Arize also launched complementary workflows using search and retrieval to help teams troubleshoot issues stemming from the retrieval component of RAG models.

These workflows will empower teams to pinpoint where they may need to add additional context into their knowledge base, identify cases where retrieval failed to surface the most relevant information, and ultimately understand why their LLM may have hallucinated or generated suboptimal responses.

Understanding context and relevance — and where they are lacking

Dhinakaran gave an example of how Arize looks at query and knowledge base embeddings to uncover irrelevant retrieved documents that may have led to a faulty response.

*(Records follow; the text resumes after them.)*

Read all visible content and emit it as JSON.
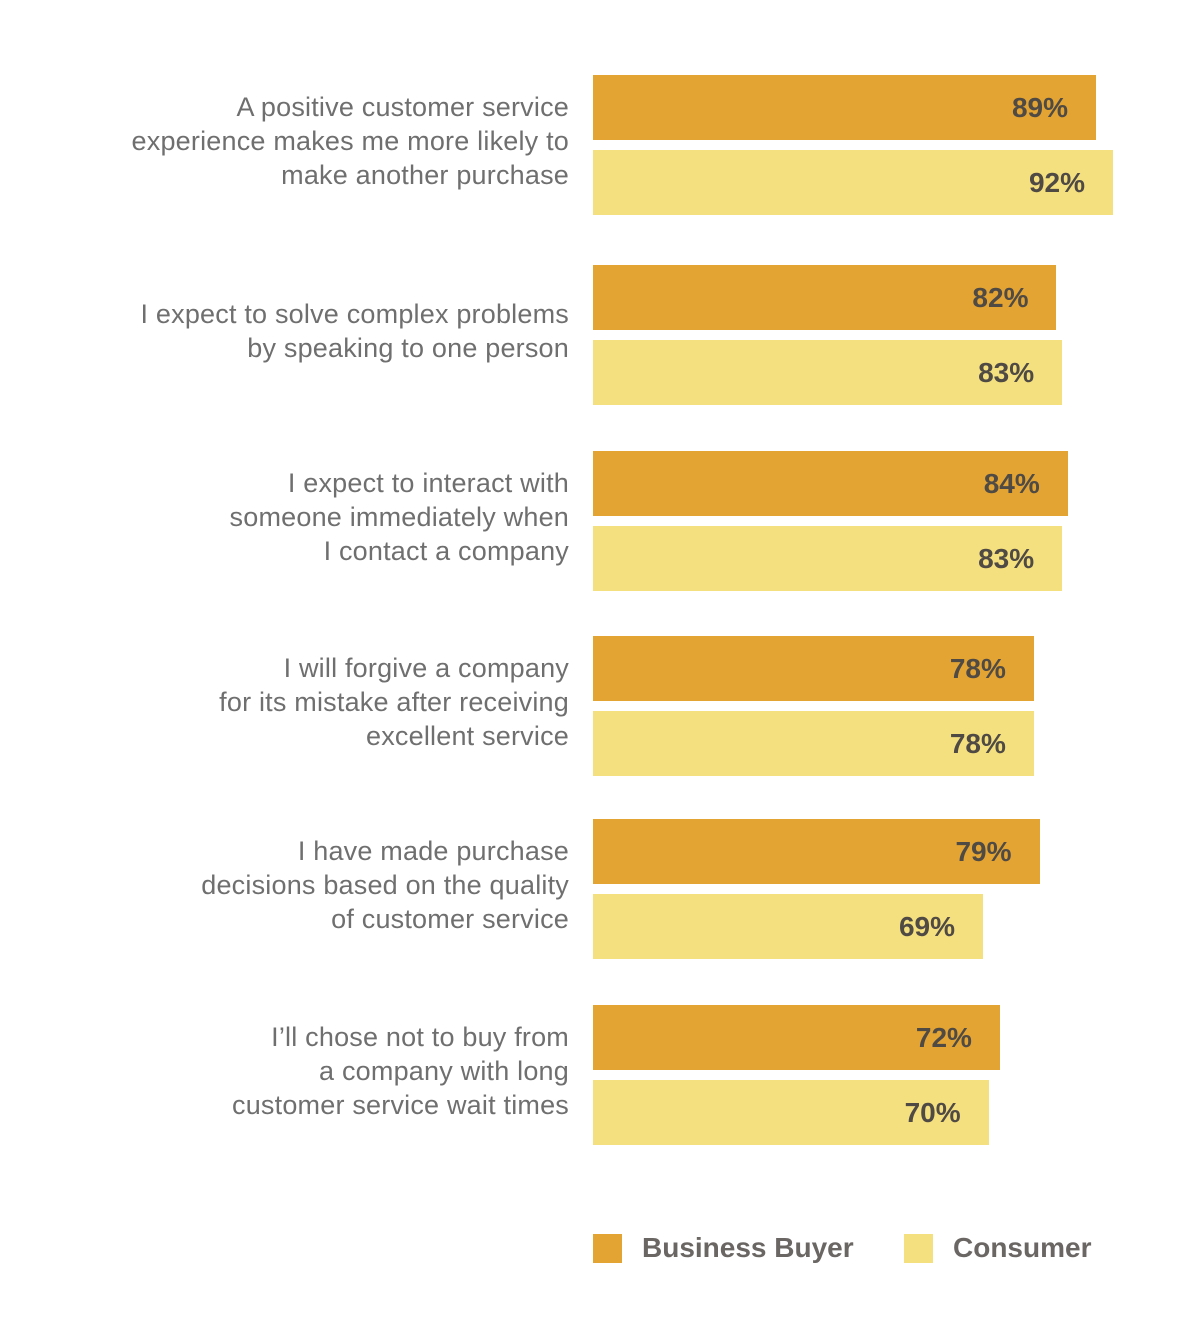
{
  "chart_data": {
    "type": "bar",
    "orientation": "horizontal",
    "categories": [
      "A positive customer service\nexperience makes me more likely to\nmake another purchase",
      "I expect to solve complex problems\nby speaking to one person",
      "I expect to interact with\nsomeone immediately when\nI contact a company",
      "I will forgive a company\nfor its mistake after receiving\nexcellent service",
      "I have made purchase\ndecisions based on the quality\nof customer service",
      "I’ll chose not to buy from\na company with long\ncustomer service wait times"
    ],
    "series": [
      {
        "name": "Business Buyer",
        "color": "#e3a433",
        "values": [
          89,
          82,
          84,
          78,
          79,
          72
        ],
        "labels": [
          "89%",
          "82%",
          "84%",
          "78%",
          "79%",
          "72%"
        ]
      },
      {
        "name": "Consumer",
        "color": "#f5e07f",
        "values": [
          92,
          83,
          83,
          78,
          69,
          70
        ],
        "labels": [
          "92%",
          "83%",
          "83%",
          "78%",
          "69%",
          "70%"
        ]
      }
    ],
    "unit": "%",
    "xlim": [
      0,
      92
    ],
    "legend_position": "bottom-right",
    "grid": false
  },
  "legend": {
    "business": "Business Buyer",
    "consumer": "Consumer"
  }
}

_{Screenshot of Arize AI's embeddings analysis tool. Credit: Arize AI}

"You can click on, let's say, a user question in our product, and it'll show you all of the relevant documents that it could have pulled, and which one it did finally pull to actually use in the response," Dhinakaran explained. Then "you can see where the model may have hallucinated or provided suboptimal responses based on deficiencies in the knowledge base."

This end-to-end observability and troubleshooting of prompts, private data and retrieval is designed to help teams optimize LLMs responsibly after initial deployment, when models invariably struggle to handle real-world variability.

Dhinakaran summarized Arize's focus: “We’re not just a day one solution; we help you actually ongoing get it to work.”

The company aims to provide the monitoring and debugging capabilities organizations are missing, so they can continuously improve their LLMs post-deployment. This allows them to move past theoretical value to real-world impact across industries.